Thaw in India-Pakistan talks? Chidambaram on way
India on Wednesday indicated its willingness to resume dialogue with Pakistan, saying even "a few steps" by Islamabad in the Mumbai terror probe will "satisfy" it and will make it easier "to carry on normal business" with the neighbour.delhi Updated: Feb 04, 2010 00:14 IST
India on Wednesday indicated its willingness to resume dialogue with Pakistan, saying even "a few steps" by Islamabad in the Mumbai terror probe will "satisfy" it and will make it easier "to carry on normal business" with the neighbour.
Confirming the visit of Home Minister P. Chidambaram to Islamabad later this month, External Affairs Minister S.M. Krishna said: "We are trying to focus their attention also on terrorism."
"Chidambaram will get a chance to have very useful exchanges with his counterparts and other leaders in Pakistan," Krishna told reporters accompanying him on a two-day visit to Kuwait.
"Any step forward in the direction of Pakistan also investigating the Mumbai attacks will certainly make it easier for India to carry out normalisation of business with Pakistan," Krishna said while taking note of Pakistan's recent actions in the Mumbai terror probe.
"India should be quite satisfied with Pakistan taking a few steps to investigate the Mumbai attacks," he replied when asked whether India would think of re-starting composite dialogue.
Pakistan recently indicated its willingness to accept Indian dossiers, including the confessional statement of Ajmal Amir Kasab, the lone Pakistrani terrorist caught alive during the 26/11 attack, as evidence to prosecute the planners of the Mumbai attacks. Islamabad also accepted evidence relating to boats used to ferry the attackers from Karachi.
Krishna's remarks indicated a likely thaw in bilateral ties amid Pakistan's repeated pitch for the resumption of composite dialogue.
Chidambaram will go to attend the Feb 26-28 meeting of home/interior ministers of the eight-nation South Asian Association for Regional Cooperation (SAARC). This will be the first visit by an Indian minister to Pakistan since the 26/11 attacks that suspended bilateral dialogue and brought ties to an all-time low.
Chidambaram is likely to be accompanied by Home Secretary G.K. Pillai and Intelligence Bureau Director Rajiv Mathur.
Chidambaram's visit could be followed by a meeting between the foreign secretaries of India and Pakistan, well placed sources said.
The foreign ministers and leaders of the two countries are expected to meet on the sidelines of the SAARC summit in Thimphu April 28-29.
The talks, however, will focus at this stage on terror and actions taken by Pakistan to prosecute the perpetrators and planners of the Mumbai carnage, the sources said.
The final decision on Chidambaram's visit will be taken by Prime Minister Manmohan Singh in consultation with the Cabinet Committee on Security (CCS), the sources said.
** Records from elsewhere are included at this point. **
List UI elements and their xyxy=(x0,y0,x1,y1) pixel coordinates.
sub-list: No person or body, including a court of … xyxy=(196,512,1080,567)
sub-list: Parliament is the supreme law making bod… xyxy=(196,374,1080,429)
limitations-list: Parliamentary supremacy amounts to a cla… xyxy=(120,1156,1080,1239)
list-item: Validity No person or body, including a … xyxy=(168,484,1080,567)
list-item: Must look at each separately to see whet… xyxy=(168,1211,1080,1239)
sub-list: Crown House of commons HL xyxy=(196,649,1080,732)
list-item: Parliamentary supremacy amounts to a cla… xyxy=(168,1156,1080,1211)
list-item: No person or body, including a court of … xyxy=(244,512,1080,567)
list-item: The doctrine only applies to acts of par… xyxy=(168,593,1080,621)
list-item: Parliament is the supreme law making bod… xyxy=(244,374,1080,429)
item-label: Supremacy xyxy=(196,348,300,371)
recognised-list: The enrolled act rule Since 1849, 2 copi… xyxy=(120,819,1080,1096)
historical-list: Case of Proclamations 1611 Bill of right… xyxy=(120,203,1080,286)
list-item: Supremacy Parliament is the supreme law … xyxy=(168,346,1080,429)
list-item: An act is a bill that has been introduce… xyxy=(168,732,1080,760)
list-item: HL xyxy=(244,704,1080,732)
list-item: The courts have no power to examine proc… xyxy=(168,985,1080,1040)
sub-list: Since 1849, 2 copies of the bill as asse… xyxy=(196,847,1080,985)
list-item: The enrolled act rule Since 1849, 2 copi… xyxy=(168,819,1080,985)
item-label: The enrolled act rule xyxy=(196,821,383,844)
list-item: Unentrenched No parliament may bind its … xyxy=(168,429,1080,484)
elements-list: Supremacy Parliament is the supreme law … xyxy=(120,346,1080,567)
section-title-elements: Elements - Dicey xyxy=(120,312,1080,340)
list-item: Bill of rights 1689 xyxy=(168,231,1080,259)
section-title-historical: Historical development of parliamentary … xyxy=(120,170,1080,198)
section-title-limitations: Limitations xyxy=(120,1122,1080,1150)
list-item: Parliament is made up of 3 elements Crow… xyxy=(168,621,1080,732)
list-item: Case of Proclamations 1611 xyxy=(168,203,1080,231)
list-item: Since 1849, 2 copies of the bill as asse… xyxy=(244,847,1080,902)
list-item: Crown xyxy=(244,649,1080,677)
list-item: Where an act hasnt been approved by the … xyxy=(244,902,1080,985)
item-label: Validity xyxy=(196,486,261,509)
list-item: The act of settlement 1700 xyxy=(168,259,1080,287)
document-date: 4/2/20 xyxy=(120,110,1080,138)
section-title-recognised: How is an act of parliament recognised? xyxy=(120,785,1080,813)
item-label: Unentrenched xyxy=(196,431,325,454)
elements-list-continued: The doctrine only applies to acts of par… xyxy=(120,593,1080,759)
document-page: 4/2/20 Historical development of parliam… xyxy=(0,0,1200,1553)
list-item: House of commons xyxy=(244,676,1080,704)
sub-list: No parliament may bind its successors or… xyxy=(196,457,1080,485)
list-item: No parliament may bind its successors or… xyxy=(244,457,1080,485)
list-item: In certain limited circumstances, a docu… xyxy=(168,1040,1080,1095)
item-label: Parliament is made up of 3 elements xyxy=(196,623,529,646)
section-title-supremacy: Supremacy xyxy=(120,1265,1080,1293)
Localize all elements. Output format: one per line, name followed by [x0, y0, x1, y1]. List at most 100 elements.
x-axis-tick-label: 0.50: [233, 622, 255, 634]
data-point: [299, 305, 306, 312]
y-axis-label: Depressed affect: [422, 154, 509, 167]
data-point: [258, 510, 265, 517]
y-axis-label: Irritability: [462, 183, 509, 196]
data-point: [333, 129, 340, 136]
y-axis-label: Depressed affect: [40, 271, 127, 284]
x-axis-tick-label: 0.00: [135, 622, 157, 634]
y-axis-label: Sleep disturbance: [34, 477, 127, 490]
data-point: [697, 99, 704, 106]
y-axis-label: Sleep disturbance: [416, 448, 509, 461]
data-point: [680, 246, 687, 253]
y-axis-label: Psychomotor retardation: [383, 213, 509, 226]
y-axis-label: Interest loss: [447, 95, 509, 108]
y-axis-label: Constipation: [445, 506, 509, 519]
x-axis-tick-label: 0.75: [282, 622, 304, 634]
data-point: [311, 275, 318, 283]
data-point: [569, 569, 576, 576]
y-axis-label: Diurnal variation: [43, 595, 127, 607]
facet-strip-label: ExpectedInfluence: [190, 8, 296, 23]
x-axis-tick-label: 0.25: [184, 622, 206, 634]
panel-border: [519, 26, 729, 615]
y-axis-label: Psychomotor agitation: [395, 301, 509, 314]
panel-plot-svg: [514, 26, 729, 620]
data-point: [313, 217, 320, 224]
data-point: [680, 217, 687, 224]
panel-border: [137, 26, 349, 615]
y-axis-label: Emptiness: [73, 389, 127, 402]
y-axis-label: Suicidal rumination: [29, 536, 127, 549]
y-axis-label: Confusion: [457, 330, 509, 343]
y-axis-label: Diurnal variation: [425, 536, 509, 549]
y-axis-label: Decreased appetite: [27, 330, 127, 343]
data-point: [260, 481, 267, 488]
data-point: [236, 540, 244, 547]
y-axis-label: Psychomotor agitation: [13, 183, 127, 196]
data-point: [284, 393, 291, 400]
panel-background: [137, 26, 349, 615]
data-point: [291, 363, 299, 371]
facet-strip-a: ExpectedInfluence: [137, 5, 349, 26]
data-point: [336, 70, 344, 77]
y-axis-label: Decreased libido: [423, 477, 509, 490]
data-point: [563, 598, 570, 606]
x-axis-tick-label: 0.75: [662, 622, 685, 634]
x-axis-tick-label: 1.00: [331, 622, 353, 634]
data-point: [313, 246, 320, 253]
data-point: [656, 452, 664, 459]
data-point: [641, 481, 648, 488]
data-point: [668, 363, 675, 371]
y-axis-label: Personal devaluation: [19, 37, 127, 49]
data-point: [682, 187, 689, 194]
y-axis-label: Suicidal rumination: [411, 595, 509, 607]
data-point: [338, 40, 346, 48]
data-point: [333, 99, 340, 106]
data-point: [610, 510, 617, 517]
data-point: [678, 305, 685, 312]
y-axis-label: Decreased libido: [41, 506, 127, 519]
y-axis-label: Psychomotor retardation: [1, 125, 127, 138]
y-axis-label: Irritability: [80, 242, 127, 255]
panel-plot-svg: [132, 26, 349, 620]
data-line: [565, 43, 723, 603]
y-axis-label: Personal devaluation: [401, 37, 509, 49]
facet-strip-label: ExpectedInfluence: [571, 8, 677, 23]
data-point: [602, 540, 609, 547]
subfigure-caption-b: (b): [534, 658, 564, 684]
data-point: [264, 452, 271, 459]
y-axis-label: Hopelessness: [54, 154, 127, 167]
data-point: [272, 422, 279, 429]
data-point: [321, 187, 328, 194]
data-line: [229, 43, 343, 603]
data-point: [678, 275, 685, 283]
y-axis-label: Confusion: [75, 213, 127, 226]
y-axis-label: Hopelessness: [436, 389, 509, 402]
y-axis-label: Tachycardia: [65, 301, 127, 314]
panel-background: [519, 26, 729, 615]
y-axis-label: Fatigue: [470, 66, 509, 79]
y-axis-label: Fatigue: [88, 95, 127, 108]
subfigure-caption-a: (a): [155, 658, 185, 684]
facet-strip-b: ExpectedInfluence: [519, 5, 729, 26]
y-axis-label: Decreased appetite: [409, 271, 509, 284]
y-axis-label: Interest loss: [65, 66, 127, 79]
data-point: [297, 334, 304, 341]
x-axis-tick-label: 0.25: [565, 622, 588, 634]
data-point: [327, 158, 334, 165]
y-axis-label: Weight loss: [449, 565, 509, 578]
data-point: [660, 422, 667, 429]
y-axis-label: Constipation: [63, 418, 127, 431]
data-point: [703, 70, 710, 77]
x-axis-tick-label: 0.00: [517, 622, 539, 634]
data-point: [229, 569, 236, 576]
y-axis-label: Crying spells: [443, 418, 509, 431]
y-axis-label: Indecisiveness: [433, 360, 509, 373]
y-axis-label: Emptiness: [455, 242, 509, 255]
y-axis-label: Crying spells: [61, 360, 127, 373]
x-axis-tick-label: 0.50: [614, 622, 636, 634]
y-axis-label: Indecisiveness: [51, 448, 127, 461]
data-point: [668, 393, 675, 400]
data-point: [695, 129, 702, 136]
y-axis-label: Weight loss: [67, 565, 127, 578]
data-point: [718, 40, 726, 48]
On Tuesday, Krishna had hinted at the possibility of re-engaging Pakistan, saying the doors to "talks were never shut."
He, however, made it clear that any talks with Pakistan at this stage would only focus on terror and actions taken by Pakistan to dismantle the anti-India terror infrastructure on its soil.
In a recent interview, Pakistan Prime Minister Yousaf Raza Gilani made a fresh pitch for resuming composite dialogue while advising India not to allow the entire relationship to be held hostage by the single incident of 26/11 attacks.
Since the leaders of the two countries last met at Sharm el-Sheikh in July last year and decided to de-link composite dialogue from actions against terror by Pakistan, the mood had hardened in India amid a widespread feeling that Islamabad has done little to bring perpetrators of the Mumbai carnage to justice.